The Electric Reliability Council of Texas (ERCOT) requested on Monday that the state cut back on energy use to protect the state’s power grid.
Temperatures in Central Texas reached 110F (43C), putting additional pressure on the state’s power grid and raising concerns about potential blackouts. According to ERCOT data, the state reached an all-time high in energy usage on Friday with 78,206MW.
Extreme heat, along with the additional heat caused by high energy use from additional air conditioning, pushed the infrastructure beyond its limits.

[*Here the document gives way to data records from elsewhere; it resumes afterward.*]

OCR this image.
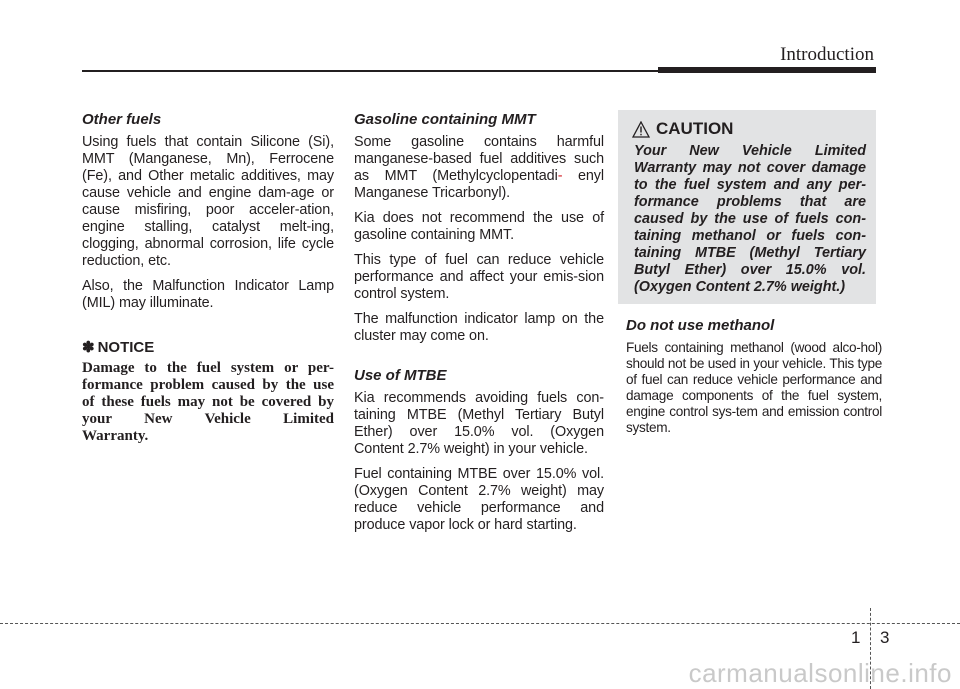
Introduction
Other fuels

Using fuels that contain Silicone (Si), MMT (Manganese, Mn), Ferrocene (Fe), and Other metalic additives, may cause vehicle and engine dam-age or cause misfiring, poor acceler-ation, engine stalling, catalyst melt-ing, clogging, abnormal corrosion, life cycle reduction, etc.

Also, the Malfunction Indicator Lamp (MIL) may illuminate.

✽ NOTICE

Damage to the fuel system or per-
formance problem caused by the use
of these fuels may not be covered by
your New Vehicle Limited
Warranty.

Gasoline containing MMT

Some gasoline contains harmful manganese-based fuel additives such as MMT (Methylcyclopentadi- enyl Manganese Tricarbonyl).

Kia does not recommend the use of gasoline containing MMT.

This type of fuel can reduce vehicle performance and affect your emis-sion control system.

The malfunction indicator lamp on the cluster may come on.

Use of MTBE

Kia recommends avoiding fuels con-taining MTBE (Methyl Tertiary Butyl Ether) over 15.0% vol. (Oxygen Content 2.7% weight) in your vehicle.

Fuel containing MTBE over 15.0% vol. (Oxygen Content 2.7% weight) may reduce vehicle performance and produce vapor lock or hard starting.

CAUTION
Your New Vehicle Limited
Warranty may not cover damage
to the fuel system and any per-
formance problems that are
caused by the use of fuels con-
taining methanol or fuels con-
taining MTBE (Methyl Tertiary
Butyl Ether) over 15.0% vol.
(Oxygen Content 2.7% weight.)
Do not use methanol

Fuels containing methanol (wood alco-hol) should not be used in your vehicle. This type of fuel can reduce vehicle performance and damage components of the fuel system, engine control sys-tem and emission control system.

1 3
carmanualsonline.info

The request to reduce power consumption included everyone from industrial high-energy using Bitcoin mines, to asking residents to turn down the AC and tolerate warmer temperatures.

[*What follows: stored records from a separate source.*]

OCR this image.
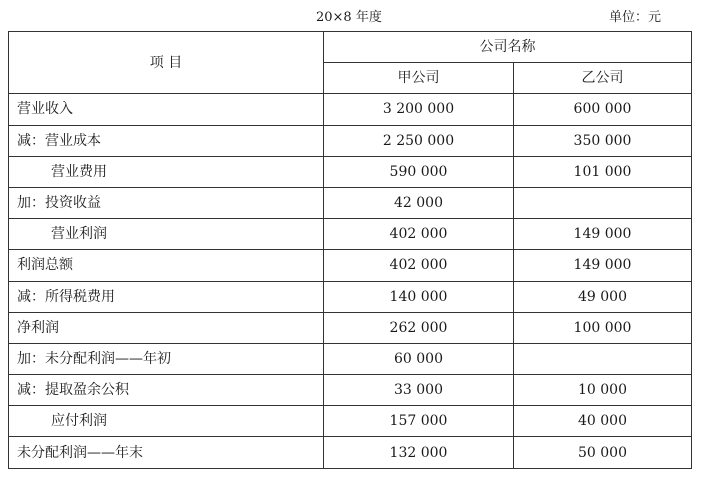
20×8 年度	单位：元
项 目	公司名称	
	甲公司	乙公司
营业收入	3 200 000	600 000
减：营业成本	2 250 000	350 000
营业费用	590 000	101 000
加：投资收益	42 000	
营业利润	402 000	149 000
利润总额	402 000	149 000
减：所得税费用	140 000	49 000
净利润	262 000	100 000
加：未分配利润——年初	60 000	
减：提取盈余公积	33 000	10 000
应付利润	157 000	40 000
未分配利润——年末	132 000	50 000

ERCOT is currently expecting cryptocurrency mining to increase Texas’s energy demand by up to six gigawatts by mid-2023, which would be enough to power every house in Houston. However, these stats predate the current crash in crypto prices.

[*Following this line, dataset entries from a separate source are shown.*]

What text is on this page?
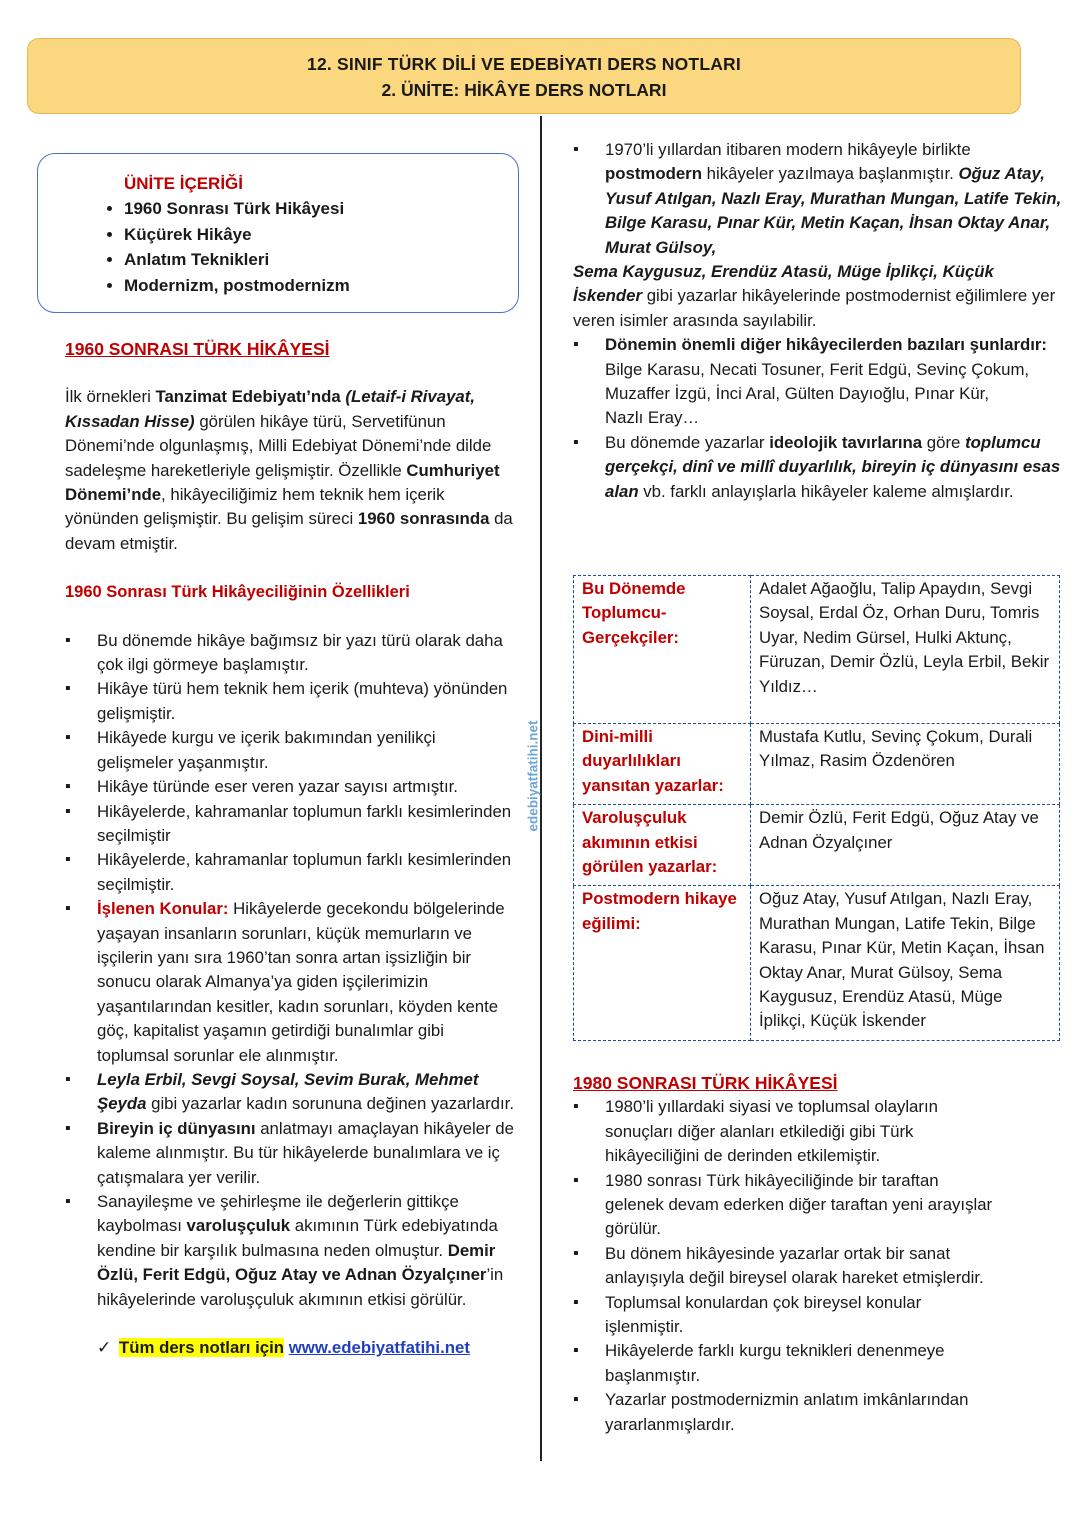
12. SINIF TÜRK DİLİ VE EDEBİYATI DERS NOTLARI
2. ÜNİTE: HİKÂYE DERS NOTLARI
edebiyatfatihi.net
ÜNİTE İÇERİĞİ
• 1960 Sonrası Türk Hikâyesi
• Küçürek Hikâye
• Anlatım Teknikleri
• Modernizm, postmodernizm
1960 SONRASI TÜRK HİKÂYESİ

İlk örnekleri Tanzimat Edebiyatı’nda (Letaif-i Rivayat, Kıssadan Hisse) görülen hikâye türü, Servetifünun Dönemi’nde olgunlaşmış, Milli Edebiyat Dönemi’nde dilde sadeleşme hareketleriyle gelişmiştir. Özellikle Cumhuriyet Dönemi’nde, hikâyeciliğimiz hem teknik hem içerik yönünden gelişmiştir. Bu gelişim süreci 1960 sonrasında da devam etmiştir.

1960 Sonrası Türk Hikâyeciliğinin Özellikleri
▪ Bu dönemde hikâye bağımsız bir yazı türü olarak daha çok ilgi görmeye başlamıştır.
▪ Hikâye türü hem teknik hem içerik (muhteva) yönünden gelişmiştir.
▪ Hikâyede kurgu ve içerik bakımından yenilikçi gelişmeler yaşanmıştır.
▪ Hikâye türünde eser veren yazar sayısı artmıştır.
▪ Hikâyelerde, kahramanlar toplumun farklı kesimlerinden seçilmiştir
▪ Hikâyelerde, kahramanlar toplumun farklı kesimlerinden seçilmiştir.
▪ İşlenen Konular: Hikâyelerde gecekondu bölgelerinde yaşayan insanların sorunları, küçük memurların ve işçilerin yanı sıra 1960’tan sonra artan işsizliğin bir sonucu olarak Almanya’ya giden işçilerimizin yaşantılarından kesitler, kadın sorunları, köyden kente göç, kapitalist yaşamın getirdiği bunalımlar gibi toplumsal sorunlar ele alınmıştır.
▪ Leyla Erbil, Sevgi Soysal, Sevim Burak, Mehmet Şeyda gibi yazarlar kadın sorununa değinen yazarlardır.
▪ Bireyin iç dünyasını anlatmayı amaçlayan hikâyeler de kaleme alınmıştır. Bu tür hikâyelerde bunalımlara ve iç çatışmalara yer verilir.
▪ Sanayileşme ve şehirleşme ile değerlerin gittikçe kaybolması varoluşçuluk akımının Türk edebiyatında kendine bir karşılık bulmasına neden olmuştur. Demir Özlü, Ferit Edgü, Oğuz Atay ve Adnan Özyalçıner’in hikâyelerinde varoluşçuluk akımının etkisi görülür.
✓ Tüm ders notları için www.edebiyatfatihi.net
▪ 1970’li yıllardan itibaren modern hikâyeyle birlikte postmodern hikâyeler yazılmaya başlanmıştır. Oğuz Atay, Yusuf Atılgan, Nazlı Eray, Murathan Mungan, Latife Tekin, Bilge Karasu, Pınar Kür, Metin Kaçan, İhsan Oktay Anar, Murat Gülsoy,

Sema Kaygusuz, Erendüz Atasü, Müge İplikçi, Küçük İskender gibi yazarlar hikâyelerinde postmodernist eğilimlere yer veren isimler arasında sayılabilir.

▪ Dönemin önemli diğer hikâyecilerden bazıları şunlardır: Bilge Karasu, Necati Tosuner, Ferit Edgü, Sevinç Çokum, Muzaffer İzgü, İnci Aral, Gülten Dayıoğlu, Pınar Kür,
Nazlı Eray…
▪ Bu dönemde yazarlar ideolojik tavırlarına göre toplumcu gerçekçi, dinî ve millî duyarlılık, bireyin iç dünyasını esas alan vb. farklı anlayışlarla hikâyeler kaleme almışlardır.
Bu Dönemde Toplumcu-Gerçekçiler:	Adalet Ağaoğlu, Talip Apaydın, Sevgi Soysal, Erdal Öz, Orhan Duru, Tomris Uyar, Nedim Gürsel, Hulki Aktunç, Füruzan, Demir Özlü, Leyla Erbil, Bekir Yıldız…
Dini-milli duyarlılıkları yansıtan yazarlar:	Mustafa Kutlu, Sevinç Çokum, Durali Yılmaz, Rasim Özdenören
Varoluşçuluk akımının etkisi görülen yazarlar:	Demir Özlü, Ferit Edgü, Oğuz Atay ve Adnan Özyalçıner
Postmodern hikaye eğilimi:	Oğuz Atay, Yusuf Atılgan, Nazlı Eray, Murathan Mungan, Latife Tekin, Bilge Karasu, Pınar Kür, Metin Kaçan, İhsan Oktay Anar, Murat Gülsoy, Sema Kaygusuz, Erendüz Atasü, Müge İplikçi, Küçük İskender
1980 SONRASI TÜRK HİKÂYESİ
▪ 1980’li yıllardaki siyasi ve toplumsal olayların sonuçları diğer alanları etkilediği gibi Türk hikâyeciliğini de derinden etkilemiştir.
▪ 1980 sonrası Türk hikâyeciliğinde bir taraftan gelenek devam ederken diğer taraftan yeni arayışlar görülür.
▪ Bu dönem hikâyesinde yazarlar ortak bir sanat anlayışıyla değil bireysel olarak hareket etmişlerdir.
▪ Toplumsal konulardan çok bireysel konular işlenmiştir.
▪ Hikâyelerde farklı kurgu teknikleri denenmeye başlanmıştır.
▪ Yazarlar postmodernizmin anlatım imkânlarından yararlanmışlardır.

Lee Bratcher, president of Texas Blockchain Council told Bloomberg: “There are over 1,000 megawatts' worth of Bitcoin mining load that responded to ERCOT's conservation request by turning off their machines to conserve energy for the grid.
“This represents nearly all industrial scale Bitcoin mining load in Texas and allows for over one percent of total grid capacity to be pushed back onto the grid for retail and commercial use.”
The decision to turn off the Bitcoin mining workload is not entirely altruistic. ERCOT brokers' demand response agreements mean that some Bitcoin miners will be paid to downsize operations during peak demand.
Many cryptocurrency miners went to Texas to enjoy the relatively cheap energy. High energy demand will also correlate with increased energy costs, however, many miners signed long-term fixed price agreements, so they are not as impacted by price spikes.
Despite this, the cryptocurrency mines will still be losing money. Given the sharp drop in Bitcoin prices, public miners' shares have dropped by about 75 percent this year alone.
This is not the first time that extreme weather has threatened to bring down infrastructure in the state. Last year, Storm Uri killed hundreds and brought buildings and semiconductor fabs offline as the deregulated grid collapsed under the strain. Data centers were, however, able to maintain operations due to fuel resupplies.
In May 2022 the North American Electric Reliability Corp reported that the central and upper Midwest, Texas, and Southern California were at an increased risk of blackouts due to extreme weather conditions.
The increased risk is due to potential wildfires, droughts, extreme heat, storms, and flooding.